Les maires de différentes villes catalanes sont descendus samedi dans les rues de Barcelone en faveur de l'autodétermination de la Catalogne.

Entourés d’une foule de partisans scandant : « Nous sommes avec vous! », et de drapeaux indépendantistes, les centaines d’élus ont entonné l’hymne national catalan.

Bâton de maire à la main, ils se sont dits prêts à braver l'interdiction de tenir un référendum le 1er octobre prochain. La tenue de ce vote a pourtant été jugée illégale par la Cour constitutionnelle espagnole.

Plus des deux tiers des 948 maires de la communauté autonome ont été cités à comparaître par le procureur général de l'État après avoir proposé de prêter des locaux municipaux pour la tenue du vote. En choeur, ils se défendent d’être des « délinquants ».

Perquisitions

Ces derniers jours, la police espagnole est à la recherche de bulletins de vote et des urnes dans des imprimeries et de nombreux journaux. Environ 100 000 tracts ont été confisqués vendredi lors d’une opération, a annoncé le ministre de l’Intérieur sans préciser l’endroit.

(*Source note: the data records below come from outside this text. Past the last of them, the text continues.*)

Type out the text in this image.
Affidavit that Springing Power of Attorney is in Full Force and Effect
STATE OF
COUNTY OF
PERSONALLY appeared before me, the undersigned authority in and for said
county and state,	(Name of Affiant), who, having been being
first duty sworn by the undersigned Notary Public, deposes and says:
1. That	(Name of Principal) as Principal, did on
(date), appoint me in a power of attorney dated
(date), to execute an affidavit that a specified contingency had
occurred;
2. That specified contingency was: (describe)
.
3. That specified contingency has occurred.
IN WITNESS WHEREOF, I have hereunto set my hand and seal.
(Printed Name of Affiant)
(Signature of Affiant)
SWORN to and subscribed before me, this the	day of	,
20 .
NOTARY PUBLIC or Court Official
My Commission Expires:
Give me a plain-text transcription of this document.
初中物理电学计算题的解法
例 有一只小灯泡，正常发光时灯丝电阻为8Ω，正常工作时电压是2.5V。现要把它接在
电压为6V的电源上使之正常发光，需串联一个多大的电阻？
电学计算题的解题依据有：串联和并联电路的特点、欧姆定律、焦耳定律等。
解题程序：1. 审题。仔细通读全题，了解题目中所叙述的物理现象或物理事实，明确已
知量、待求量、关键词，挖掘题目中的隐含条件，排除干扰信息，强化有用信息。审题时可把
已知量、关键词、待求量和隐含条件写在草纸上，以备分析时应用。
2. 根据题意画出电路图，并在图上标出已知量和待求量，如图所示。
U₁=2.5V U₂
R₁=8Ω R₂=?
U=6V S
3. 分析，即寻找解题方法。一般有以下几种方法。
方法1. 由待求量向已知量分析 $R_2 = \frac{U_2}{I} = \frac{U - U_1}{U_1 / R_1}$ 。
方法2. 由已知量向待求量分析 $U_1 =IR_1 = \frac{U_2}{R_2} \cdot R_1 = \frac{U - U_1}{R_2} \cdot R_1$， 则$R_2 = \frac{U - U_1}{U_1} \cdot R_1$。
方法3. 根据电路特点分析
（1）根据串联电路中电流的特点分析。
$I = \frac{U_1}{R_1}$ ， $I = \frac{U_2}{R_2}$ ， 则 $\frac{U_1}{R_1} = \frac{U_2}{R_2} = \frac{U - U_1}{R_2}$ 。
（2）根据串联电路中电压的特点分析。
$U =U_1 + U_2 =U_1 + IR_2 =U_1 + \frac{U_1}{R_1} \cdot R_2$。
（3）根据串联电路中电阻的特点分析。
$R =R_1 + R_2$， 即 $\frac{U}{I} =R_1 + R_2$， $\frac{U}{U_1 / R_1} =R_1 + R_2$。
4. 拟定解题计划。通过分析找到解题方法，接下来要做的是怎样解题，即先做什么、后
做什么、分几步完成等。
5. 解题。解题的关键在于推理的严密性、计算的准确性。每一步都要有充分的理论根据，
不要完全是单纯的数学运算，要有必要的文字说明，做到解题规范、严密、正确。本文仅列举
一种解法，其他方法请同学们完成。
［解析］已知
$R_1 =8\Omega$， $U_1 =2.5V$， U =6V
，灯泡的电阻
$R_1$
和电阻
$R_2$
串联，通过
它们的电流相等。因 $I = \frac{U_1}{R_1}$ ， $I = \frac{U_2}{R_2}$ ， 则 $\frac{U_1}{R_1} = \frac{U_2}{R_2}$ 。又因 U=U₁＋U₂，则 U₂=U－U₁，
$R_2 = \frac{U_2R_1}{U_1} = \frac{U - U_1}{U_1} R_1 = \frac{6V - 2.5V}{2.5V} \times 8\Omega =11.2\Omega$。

Le même jour, sept journaux affirment avoir reçu des avis de ne pas publier des annonces de la campagne électorale, a indiqué samedi un porte-parole de la plus haute juridiction catalane.

La question de l’indépendance déchire toujours les Catalans, malgré la forte présence d’indépendantistes au Parlement régional.

En 2015, les séparatistes avaient obtenu 47,6 % des suffrages contre 51,28 % pour le maintien de la Catalogne dans l’Espagne.

Malgré tout, une majorité de Catalans souhaite pouvoir s’exprimer lors d’un référendum.

L'Écosse, un exemple à suivre?

Le gouvernement écossais a annoncé soutenir la Catalogne dans son initiative.

« Tous les peuples ont droit à l'autodétermination et au choix de former le gouvernement le mieux adapté à leurs besoins, un principe qui est inscrit dans la Charte des Nations unies », a indiqué Fiona Hyslop, secrétaire écossaise aux Affaires extérieures dans un communiqué.

Selon elle, le référendum de 2014 sur l'autodétermination de l'Écosse était un exemple positif pour régler ce genre différend, malgré la victoire du « non ».